Tuesday morning's lows of 20 below zero F and lower across the Upper Midwest and the cold making a comeback across the Northeast for Christmas is just a sign of things to come as 2013 winds down.
As quick as temperatures ease in a west-to-east fashion across the Midwest and Northeast Friday through the weekend, a new blast of frigid air will return.
The next arctic blast will drop into the Midwest over the weekend before making those in the Northeast shiver early next week. The cold will remain in control for the start of 2014.
The impending cold wave could lead to multiple subzero days for the Upper Midwest with a return of Tuesday morning's brutally cold air.
Some places will even turn colder than Tuesday morning, especially where snow continues to cover the ground.
Northern New England may also have to endure an entire day of subzero temperatures, while a stretch of highs mainly in the 20s is likely in store for the I-95 corridor from Philadelphia to New York City to Boston to Portland.
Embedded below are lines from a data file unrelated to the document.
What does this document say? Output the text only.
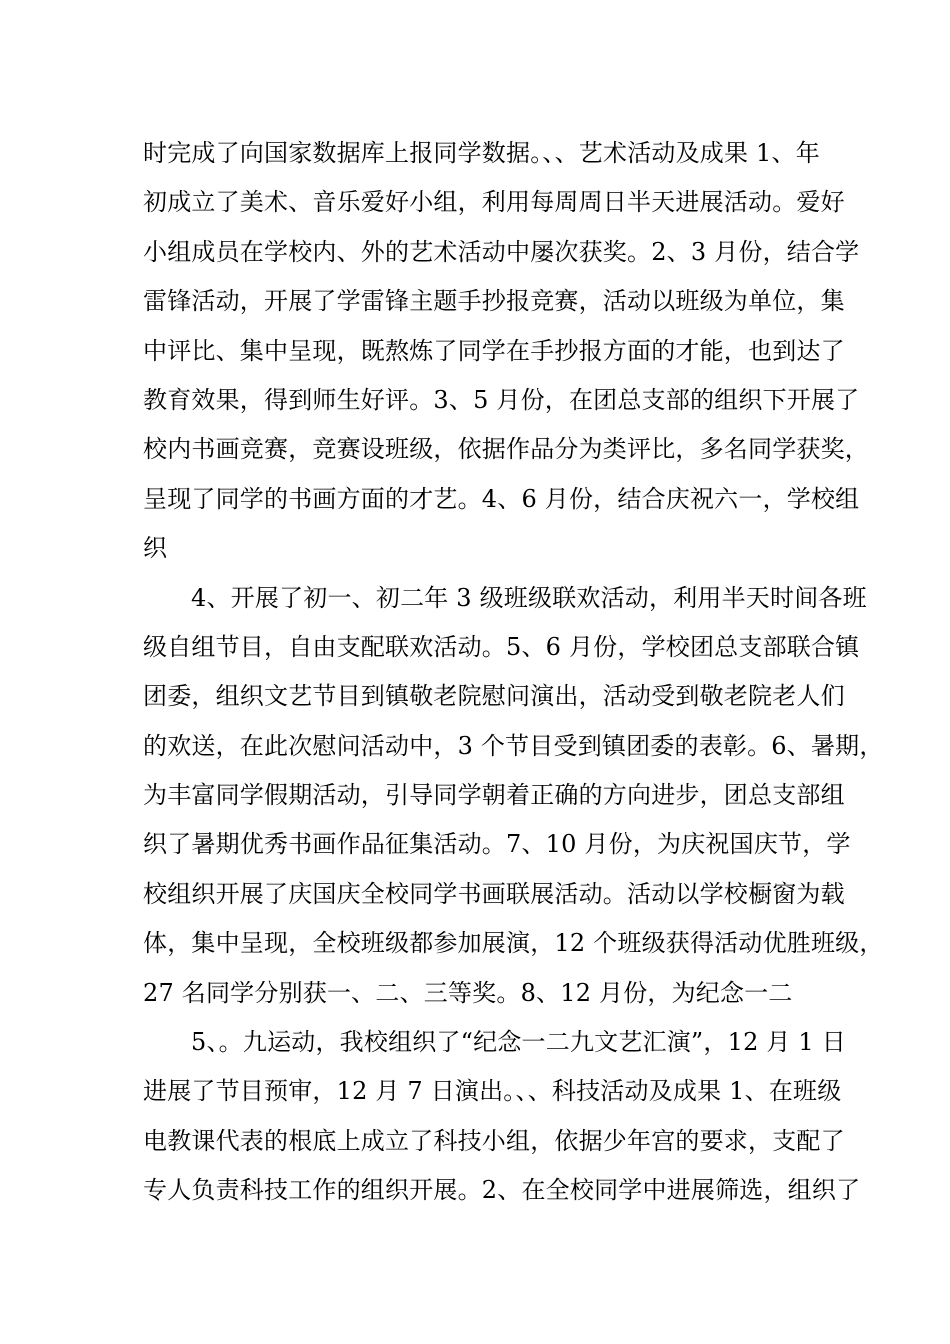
时完成了向国家数据库上报同学数据。、、艺术活动及成果 1、年
初成立了美术、音乐爱好小组，利用每周周日半天进展活动。爱好
小组成员在学校内、外的艺术活动中屡次获奖。2、3 月份，结合学
雷锋活动，开展了学雷锋主题手抄报竞赛，活动以班级为单位，集
中评比、集中呈现，既熬炼了同学在手抄报方面的才能，也到达了
教育效果，得到师生好评。3、5 月份，在团总支部的组织下开展了
校内书画竞赛，竞赛设班级，依据作品分为类评比，多名同学获奖，
呈现了同学的书画方面的才艺。4、6 月份，结合庆祝六一，学校组
织
4、开展了初一、初二年 3 级班级联欢活动，利用半天时间各班
级自组节目，自由支配联欢活动。5、6 月份，学校团总支部联合镇
团委，组织文艺节目到镇敬老院慰问演出，活动受到敬老院老人们
的欢送，在此次慰问活动中，3 个节目受到镇团委的表彰。6、暑期，
为丰富同学假期活动，引导同学朝着正确的方向进步，团总支部组
织了暑期优秀书画作品征集活动。7、10 月份，为庆祝国庆节，学
校组织开展了庆国庆全校同学书画联展活动。活动以学校橱窗为载
体，集中呈现，全校班级都参加展演，12 个班级获得活动优胜班级，
27 名同学分别获一、二、三等奖。8、12 月份，为纪念一二
5、。九运动，我校组织了“纪念一二九文艺汇演”，12 月 1 日
进展了节目预审，12 月 7 日演出。、、科技活动及成果 1、在班级
电教课代表的根底上成立了科技小组，依据少年宫的要求，支配了
专人负责科技工作的组织开展。2、在全校同学中进展筛选，组织了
The South will also turn colder next week, but the dramatic departures from normal that was experienced in November will not be repeated.
Despite the cold being in place, AccuWeather.com Lead Long Range Forecaster Paul Pastelok does not expect a major winter storm to unfold next week.
"The weather pattern from next Monday through Thursday will yield multiple lighter snow events that track from eastern Montana to the Midwest and Northeast," Pastelok stated.
One or two snow events could even drop down to Denver.
"Each snow event will not produce a lot of snow but still enough to cause slippery spots."
Pastelok does anticipate a major East Coast winter storm to unfold around Jan. 6-8, but a noticeable change in the weather should follow.
After a quick blast of arctic air in the storm's wake, the weather pattern should transition to one with fewer cold shots and storms for the Midwest and Northeast.